ARC Raiders avait toutes les raisons du monde de se planter en s’engouffrant entre les deux rouleaux compresseurs que sont DICE et Activision, sans oublier son illustre modèle, Escape From Tarkov. Pourtant, Embark Studios a prouvé plusieurs choses avec son titre, à commencer qu’il est possible d’exploiter intelligemment l’intelligence artificielle pour rendre un monde plus crédible, tout en rappelant qu’à la fin, ce sont toujours les artistes humains qui font la différence.
En prenant le temps d’observer, de jouer, d’expérimenter, Embark Studios a fait d’ARC Raiders non seulement le meilleur jeu multijoueur de l’année (pour peu que vous ne soyez pas allergique au genre), mais peut-être même l’un des plus marquants de cette génération, un peu moribonde et paresseuse sur ce terrain. Le studio démontre aussi, à l’instar des rogue-like et rogue-lite, qu’il est possible de sortir de sa niche, un genre de jeu, en le rendant accessible sans pour autant sacrifier sa profondeur, sa cohérence technique et artistique, ni surtout son sens du fun.

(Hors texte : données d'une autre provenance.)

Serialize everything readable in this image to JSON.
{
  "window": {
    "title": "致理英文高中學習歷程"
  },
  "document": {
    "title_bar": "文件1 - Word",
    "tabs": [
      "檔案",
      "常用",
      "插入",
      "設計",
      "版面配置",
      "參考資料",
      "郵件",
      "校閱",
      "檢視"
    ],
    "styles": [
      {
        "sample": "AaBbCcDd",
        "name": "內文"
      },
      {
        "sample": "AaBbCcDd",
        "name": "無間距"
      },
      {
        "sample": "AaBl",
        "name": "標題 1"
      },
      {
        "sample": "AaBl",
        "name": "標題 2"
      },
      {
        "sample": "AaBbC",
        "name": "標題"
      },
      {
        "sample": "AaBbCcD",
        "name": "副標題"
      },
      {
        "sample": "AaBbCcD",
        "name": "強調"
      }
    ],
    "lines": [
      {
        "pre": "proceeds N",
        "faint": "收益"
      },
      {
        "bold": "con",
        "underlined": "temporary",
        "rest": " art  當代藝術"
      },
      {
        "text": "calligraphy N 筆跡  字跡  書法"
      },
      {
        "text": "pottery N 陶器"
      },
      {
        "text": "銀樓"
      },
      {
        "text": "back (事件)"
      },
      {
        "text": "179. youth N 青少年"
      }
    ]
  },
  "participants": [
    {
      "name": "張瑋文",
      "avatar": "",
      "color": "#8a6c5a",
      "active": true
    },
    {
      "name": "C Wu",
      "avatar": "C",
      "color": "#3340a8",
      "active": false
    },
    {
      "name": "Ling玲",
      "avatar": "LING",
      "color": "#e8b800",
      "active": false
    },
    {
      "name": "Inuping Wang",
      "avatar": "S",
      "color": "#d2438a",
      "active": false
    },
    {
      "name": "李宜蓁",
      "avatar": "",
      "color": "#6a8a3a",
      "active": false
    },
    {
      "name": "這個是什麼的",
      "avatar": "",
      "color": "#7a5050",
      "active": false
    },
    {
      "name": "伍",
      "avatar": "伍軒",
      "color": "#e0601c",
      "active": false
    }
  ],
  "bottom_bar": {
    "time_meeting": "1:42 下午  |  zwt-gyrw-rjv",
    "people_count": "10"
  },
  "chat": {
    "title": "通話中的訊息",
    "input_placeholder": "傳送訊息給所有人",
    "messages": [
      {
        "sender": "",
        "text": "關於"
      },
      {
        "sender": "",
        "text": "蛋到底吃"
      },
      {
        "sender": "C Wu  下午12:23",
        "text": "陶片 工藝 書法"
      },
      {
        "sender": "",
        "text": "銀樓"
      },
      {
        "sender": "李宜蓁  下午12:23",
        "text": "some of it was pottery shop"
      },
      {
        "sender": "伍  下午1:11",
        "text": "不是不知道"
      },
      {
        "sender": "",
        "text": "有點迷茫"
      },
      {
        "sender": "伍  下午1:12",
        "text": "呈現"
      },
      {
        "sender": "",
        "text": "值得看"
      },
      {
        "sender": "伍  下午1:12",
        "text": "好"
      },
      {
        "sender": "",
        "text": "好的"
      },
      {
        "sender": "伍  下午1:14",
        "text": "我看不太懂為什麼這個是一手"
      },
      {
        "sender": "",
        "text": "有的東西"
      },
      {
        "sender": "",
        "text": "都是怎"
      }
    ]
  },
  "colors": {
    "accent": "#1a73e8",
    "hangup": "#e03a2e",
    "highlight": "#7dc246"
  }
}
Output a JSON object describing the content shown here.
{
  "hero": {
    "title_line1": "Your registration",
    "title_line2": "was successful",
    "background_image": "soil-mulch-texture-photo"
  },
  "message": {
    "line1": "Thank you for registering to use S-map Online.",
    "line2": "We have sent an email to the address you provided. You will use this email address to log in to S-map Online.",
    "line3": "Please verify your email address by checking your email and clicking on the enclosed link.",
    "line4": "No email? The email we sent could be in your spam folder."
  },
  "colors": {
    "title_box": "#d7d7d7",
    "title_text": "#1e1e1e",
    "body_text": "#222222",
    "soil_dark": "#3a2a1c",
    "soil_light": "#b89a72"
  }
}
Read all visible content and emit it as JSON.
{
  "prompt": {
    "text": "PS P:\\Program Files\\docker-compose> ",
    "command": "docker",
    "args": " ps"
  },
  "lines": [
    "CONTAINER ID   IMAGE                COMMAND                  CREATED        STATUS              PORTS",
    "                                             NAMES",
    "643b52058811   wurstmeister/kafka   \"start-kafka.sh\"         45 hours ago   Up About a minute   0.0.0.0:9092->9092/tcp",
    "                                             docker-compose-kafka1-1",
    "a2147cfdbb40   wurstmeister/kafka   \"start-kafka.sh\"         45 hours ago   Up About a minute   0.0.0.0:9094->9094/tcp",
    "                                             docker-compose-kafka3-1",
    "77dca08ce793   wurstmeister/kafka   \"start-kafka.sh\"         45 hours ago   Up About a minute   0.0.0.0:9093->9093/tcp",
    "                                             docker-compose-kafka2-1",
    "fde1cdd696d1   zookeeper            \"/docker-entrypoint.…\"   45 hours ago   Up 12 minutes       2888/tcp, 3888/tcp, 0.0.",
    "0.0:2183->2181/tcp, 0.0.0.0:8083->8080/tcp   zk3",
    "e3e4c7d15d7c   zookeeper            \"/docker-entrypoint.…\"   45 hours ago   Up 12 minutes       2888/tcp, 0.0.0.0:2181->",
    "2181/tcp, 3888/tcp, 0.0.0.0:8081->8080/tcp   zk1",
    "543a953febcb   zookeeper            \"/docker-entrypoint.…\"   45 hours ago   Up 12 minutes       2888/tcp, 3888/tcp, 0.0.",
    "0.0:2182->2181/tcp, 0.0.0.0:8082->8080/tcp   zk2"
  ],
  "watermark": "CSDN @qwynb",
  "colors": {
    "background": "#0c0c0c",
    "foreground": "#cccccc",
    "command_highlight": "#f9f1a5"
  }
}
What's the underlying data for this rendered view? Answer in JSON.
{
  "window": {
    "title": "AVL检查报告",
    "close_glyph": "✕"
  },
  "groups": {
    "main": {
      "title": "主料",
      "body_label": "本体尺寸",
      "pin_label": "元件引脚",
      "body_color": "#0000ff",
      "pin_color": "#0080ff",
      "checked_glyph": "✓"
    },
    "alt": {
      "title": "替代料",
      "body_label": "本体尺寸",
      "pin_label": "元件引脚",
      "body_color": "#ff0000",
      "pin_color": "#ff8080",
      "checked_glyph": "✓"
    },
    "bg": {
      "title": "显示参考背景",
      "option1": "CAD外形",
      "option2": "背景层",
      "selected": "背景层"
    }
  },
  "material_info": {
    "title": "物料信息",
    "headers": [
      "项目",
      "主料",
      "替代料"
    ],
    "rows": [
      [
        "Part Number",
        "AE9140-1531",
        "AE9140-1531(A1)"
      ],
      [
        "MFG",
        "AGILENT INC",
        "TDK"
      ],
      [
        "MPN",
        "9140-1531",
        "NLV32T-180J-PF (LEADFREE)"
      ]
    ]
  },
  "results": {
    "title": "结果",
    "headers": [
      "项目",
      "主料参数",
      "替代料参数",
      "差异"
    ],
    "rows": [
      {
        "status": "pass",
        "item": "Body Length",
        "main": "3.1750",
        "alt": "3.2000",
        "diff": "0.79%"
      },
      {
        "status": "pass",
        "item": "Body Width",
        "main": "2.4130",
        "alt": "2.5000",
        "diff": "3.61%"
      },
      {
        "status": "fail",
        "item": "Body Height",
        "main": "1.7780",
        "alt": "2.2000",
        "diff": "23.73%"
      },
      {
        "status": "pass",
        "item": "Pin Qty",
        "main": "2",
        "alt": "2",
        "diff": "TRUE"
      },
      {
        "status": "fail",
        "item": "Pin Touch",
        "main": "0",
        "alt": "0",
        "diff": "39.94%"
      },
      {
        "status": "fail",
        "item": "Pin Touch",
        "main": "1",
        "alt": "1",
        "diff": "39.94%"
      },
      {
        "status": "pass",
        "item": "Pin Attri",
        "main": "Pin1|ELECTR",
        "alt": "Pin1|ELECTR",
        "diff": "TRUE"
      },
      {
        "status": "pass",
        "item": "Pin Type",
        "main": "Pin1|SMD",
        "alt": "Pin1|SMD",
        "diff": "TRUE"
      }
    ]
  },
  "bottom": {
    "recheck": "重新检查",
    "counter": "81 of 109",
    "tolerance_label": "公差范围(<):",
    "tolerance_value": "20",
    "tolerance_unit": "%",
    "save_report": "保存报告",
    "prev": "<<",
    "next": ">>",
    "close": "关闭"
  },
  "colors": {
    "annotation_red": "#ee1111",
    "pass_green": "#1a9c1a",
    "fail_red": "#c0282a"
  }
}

Les quelques défauts encore présents ne représentent rien d’insurmontable et font déjà l’objet d’une attention particulière. Il ne reste plus qu’à Embark de maintenir une cadence suffisante en contenu qualitatif pour faire vivre son univers sur la durée, peut-être même sur la décennie qu’ils ambitionnent. En attendant de voir s’ils en sont capables, on se souviendra longtemps de ARC Raiders pour avoir délivré l’une des expériences visuelles et sonores les plus marquantes, cohérentes, intelligentes et organiques de ces dernières années. Et surtout, pour avoir replacé le lien social entre les joueurs au centre de l’expérience grâce à un game design d’une rare maîtrise dont beaucoup devraient s’inspirer… On peut se permettre sans mal qu’il y aura désormais un avant ARC Raiders, et un après.